Cracking the “Sepsis” Code: Assessing Time Series Nature of EHR Data, and Using Deep Learning for Early Sepsis Prediction

soodabeh sarafrazi1, Rohini Choudhari1, Himanshi Mehta2, Chiral Mehta2, Patricia Francis-Lyon3
1Student, 2Student,University of San Francisco, 3University of San Francisco


On a yearly basis, sepsis costs US hospitals more than any other health condition. A majority of patients who suffer from sepsis are not diagnosed at the time of admission. Early detection and antibiotic treatment of sepsis are vital to improve outcomes for these patients, as each hour of delayed treatment is associated with increased mortality. In this study our goal is to predict sepsis 12 hours before its occurrence using values of common blood tests routinely taken in the ICU. We have investigated the performance of several machine learning algorithms such as XGBoost, CNN, CNN-LSTM and CNN-XGBoost.
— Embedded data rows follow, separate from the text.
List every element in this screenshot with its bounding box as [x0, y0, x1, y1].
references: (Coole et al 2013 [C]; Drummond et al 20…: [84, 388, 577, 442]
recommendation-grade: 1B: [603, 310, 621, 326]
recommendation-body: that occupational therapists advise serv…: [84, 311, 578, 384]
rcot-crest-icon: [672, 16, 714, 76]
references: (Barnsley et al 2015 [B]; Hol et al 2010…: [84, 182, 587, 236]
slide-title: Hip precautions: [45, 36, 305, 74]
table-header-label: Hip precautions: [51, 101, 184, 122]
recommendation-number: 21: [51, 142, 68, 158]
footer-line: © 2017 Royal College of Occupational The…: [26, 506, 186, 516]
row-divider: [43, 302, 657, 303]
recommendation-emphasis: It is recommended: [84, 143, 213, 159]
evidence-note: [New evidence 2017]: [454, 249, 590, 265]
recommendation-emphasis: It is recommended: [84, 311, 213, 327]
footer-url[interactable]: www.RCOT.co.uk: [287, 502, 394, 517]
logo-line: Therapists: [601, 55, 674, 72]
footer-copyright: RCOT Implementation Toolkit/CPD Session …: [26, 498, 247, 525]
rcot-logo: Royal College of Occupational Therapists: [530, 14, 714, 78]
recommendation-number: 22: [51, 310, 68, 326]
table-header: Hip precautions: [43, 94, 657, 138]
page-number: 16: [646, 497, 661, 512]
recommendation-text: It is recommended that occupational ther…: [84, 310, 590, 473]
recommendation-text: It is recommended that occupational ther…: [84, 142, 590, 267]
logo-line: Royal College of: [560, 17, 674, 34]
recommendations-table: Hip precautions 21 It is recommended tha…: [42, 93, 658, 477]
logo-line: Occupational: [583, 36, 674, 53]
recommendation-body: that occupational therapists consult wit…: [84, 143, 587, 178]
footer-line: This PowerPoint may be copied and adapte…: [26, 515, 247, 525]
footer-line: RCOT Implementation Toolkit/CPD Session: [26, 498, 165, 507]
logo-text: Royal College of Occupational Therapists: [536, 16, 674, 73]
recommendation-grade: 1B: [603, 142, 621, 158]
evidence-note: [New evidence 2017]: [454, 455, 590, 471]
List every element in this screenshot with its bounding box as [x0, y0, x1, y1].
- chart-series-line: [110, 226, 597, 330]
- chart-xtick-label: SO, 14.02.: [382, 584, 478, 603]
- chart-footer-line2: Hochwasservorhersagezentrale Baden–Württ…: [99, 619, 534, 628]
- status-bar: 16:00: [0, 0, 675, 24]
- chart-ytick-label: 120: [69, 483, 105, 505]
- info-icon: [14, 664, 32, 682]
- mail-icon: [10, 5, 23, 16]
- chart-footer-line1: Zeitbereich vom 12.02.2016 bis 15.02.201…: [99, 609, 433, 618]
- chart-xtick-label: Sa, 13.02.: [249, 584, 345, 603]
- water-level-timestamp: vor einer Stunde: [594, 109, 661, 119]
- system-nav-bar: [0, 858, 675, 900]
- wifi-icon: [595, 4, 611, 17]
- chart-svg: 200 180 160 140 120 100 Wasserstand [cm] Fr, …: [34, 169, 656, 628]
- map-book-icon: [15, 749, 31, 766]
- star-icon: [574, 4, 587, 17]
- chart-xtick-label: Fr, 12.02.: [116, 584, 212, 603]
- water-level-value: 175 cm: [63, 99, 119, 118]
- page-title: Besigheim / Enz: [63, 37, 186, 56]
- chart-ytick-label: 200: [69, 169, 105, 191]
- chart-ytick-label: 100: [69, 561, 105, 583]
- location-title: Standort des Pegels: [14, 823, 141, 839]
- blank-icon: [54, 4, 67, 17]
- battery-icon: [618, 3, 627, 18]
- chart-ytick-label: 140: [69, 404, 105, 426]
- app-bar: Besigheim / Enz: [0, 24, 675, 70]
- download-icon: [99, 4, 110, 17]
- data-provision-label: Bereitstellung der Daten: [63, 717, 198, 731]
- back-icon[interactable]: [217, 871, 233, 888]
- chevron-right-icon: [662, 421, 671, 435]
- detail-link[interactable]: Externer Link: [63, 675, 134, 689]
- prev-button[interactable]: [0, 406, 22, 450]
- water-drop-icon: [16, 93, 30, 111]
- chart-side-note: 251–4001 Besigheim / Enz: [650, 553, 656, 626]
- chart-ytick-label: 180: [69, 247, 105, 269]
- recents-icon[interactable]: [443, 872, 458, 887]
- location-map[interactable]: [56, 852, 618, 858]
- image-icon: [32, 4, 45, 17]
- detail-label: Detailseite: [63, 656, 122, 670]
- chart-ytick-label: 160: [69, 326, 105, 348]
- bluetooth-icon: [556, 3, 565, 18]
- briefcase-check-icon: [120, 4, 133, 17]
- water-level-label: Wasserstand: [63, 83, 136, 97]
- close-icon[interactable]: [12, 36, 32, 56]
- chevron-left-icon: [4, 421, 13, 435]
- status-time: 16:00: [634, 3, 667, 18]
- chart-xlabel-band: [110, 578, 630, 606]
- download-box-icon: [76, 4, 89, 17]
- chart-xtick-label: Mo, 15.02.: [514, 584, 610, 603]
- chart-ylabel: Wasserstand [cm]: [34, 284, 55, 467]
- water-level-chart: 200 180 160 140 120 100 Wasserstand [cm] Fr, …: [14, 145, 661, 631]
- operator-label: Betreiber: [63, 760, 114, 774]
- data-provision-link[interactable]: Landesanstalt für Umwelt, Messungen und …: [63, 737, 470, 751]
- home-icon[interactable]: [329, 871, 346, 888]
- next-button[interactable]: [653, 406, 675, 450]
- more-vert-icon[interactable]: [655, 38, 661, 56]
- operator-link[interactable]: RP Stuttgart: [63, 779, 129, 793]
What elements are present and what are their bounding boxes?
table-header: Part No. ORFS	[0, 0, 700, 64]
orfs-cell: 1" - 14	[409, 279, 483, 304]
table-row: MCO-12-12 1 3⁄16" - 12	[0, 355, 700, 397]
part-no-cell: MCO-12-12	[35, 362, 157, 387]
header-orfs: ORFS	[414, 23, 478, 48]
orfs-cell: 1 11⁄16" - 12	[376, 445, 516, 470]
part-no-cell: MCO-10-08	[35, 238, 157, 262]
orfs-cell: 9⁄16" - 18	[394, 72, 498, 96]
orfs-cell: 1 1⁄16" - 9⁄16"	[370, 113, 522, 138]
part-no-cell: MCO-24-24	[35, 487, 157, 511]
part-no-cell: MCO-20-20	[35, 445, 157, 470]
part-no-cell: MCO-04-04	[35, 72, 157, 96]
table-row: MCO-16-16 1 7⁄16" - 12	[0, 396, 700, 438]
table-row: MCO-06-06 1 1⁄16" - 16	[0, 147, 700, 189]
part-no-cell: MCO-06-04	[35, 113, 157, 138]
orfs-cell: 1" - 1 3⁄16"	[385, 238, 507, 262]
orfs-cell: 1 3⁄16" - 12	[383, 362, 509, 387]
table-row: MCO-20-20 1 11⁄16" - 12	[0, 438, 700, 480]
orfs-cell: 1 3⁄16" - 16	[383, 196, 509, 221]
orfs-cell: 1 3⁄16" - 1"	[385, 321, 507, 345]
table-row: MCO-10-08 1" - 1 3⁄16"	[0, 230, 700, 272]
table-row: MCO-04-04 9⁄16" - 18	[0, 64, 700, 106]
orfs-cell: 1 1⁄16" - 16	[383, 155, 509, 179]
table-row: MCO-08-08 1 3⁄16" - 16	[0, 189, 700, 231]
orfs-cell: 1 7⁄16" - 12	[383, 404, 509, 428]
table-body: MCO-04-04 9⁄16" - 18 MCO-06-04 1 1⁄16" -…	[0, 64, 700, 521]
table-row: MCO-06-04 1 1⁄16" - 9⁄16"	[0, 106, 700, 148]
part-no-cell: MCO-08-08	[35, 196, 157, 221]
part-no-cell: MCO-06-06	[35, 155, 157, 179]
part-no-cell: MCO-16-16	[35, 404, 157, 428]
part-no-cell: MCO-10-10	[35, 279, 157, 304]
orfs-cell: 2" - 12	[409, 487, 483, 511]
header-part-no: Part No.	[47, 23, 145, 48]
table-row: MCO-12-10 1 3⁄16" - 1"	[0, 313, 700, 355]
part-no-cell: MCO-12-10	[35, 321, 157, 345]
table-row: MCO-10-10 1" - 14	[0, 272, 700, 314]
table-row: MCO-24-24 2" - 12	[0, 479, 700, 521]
Contrary to our expectations, XGBoost outperforms all of the sequential models and yields the best hour by hour prediction. We attribute this to the way we fill the missing values, replacing NAs by forward-fill, and for any remaining missing information by values in the normal range. The unofficial phase of submission has resulted in a normalized score of 0.28 for our model.